Groundwater depletion will reduce cropping intensity in India.

Autor: Jain M; School for Environment and Sustainability, University of Michigan, Ann Arbor, MI 48109, USA. mehajain@umich.edu., Fishman R; School of Public Policy, Tel Aviv University, Tel Aviv, Israel., Mondal P; Department of Geography and Spatial Sciences, University of Delaware, Newark, DE 19716, USA.; Department of Plant and Soil Sciences, University of Delaware, Newark, DE 19716, USA., Galford GL; Rubenstein School of Environment and Natural Resources, Gund Institute for Environment, University of Vermont, Burlington, VT 05405, USA., Bhattarai N; School for Environment and Sustainability, University of Michigan, Ann Arbor, MI 48109, USA., Naeem S; Department of Ecology, Evolution, and Environmental Biology, Columbia University, New York, NY 10027, USA., Lall U; Department of Earth and Environmental Engineering, Columbia University, New York, NY 10027, USA., Balwinder-Singh; International Maize and Wheat Improvement Center (CIMMYT), New Delhi, India., DeFries RS; Department of Ecology, Evolution, and Environmental Biology, Columbia University, New York, NY 10027, USA.
Jazyk: angličtina
Zdroj: Science advances [Sci Adv] 2021 Feb 24; Vol. 7 (9). Date of Electronic Publication: 2021 Feb 24 (Print Publication: 2021).

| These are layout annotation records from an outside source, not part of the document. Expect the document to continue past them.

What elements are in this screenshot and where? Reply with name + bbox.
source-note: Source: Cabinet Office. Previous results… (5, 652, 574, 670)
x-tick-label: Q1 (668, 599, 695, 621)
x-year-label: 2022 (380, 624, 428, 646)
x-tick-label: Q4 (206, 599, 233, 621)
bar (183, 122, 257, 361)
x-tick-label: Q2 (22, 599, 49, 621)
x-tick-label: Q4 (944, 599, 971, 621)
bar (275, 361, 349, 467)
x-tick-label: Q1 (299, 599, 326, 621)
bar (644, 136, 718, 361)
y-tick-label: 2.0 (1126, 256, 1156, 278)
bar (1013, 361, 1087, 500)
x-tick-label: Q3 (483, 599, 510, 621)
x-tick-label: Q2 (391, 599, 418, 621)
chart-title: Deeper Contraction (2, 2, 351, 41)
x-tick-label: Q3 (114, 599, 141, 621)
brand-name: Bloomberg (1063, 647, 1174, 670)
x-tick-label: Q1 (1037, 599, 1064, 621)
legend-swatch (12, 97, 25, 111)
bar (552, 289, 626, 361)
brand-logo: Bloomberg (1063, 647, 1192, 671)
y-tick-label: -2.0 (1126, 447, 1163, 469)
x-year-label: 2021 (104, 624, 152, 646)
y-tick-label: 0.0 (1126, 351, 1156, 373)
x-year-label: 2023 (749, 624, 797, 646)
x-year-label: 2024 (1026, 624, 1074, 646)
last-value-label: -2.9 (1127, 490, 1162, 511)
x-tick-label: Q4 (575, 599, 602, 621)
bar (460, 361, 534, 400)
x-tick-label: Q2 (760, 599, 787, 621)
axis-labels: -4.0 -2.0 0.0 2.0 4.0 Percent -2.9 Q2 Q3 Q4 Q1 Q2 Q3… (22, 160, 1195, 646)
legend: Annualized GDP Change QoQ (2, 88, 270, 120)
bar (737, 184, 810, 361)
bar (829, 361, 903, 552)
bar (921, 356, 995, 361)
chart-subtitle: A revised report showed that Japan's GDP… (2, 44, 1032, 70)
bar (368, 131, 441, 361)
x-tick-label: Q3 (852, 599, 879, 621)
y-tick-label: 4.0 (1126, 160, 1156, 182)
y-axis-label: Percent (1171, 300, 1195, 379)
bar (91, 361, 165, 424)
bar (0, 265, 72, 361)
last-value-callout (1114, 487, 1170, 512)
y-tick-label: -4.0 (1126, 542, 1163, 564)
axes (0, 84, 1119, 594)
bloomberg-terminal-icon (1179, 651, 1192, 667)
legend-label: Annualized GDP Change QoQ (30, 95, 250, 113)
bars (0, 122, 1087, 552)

DOI: 10.1126/sciadv.abd2849
Abstrakt: Groundwater depletion is becoming a global threat to food security, yet the ultimate impacts of depletion on agricultural production and the efficacy of available adaptation strategies remain poorly quantified. We use high-resolution satellite and census data from India, the world's largest consumer of groundwater, to quantify the impacts of groundwater depletion on cropping intensity, a crucial driver of agricultural production. Our results suggest that, given current depletion trends, cropping intensity may decrease by 20% nationwide and by 68% in groundwater-depleted regions. Even if surface irrigation delivery is increased as a supply-side adaptation strategy, which is being widely promoted by the Indian government, cropping intensity will decrease, become more vulnerable to interannual rainfall variability, and become more spatially uneven. We find that groundwater and canal irrigation are not substitutable and that additional adaptation strategies will be necessary to maintain current levels of production in the face of groundwater depletion.
(Copyright © 2021 The Authors, some rights reserved; exclusive licensee American Association for the Advancement of Science. No claim to original U.S. Government Works. Distributed under a Creative Commons Attribution NonCommercial License 4.0 (CC BY-NC).)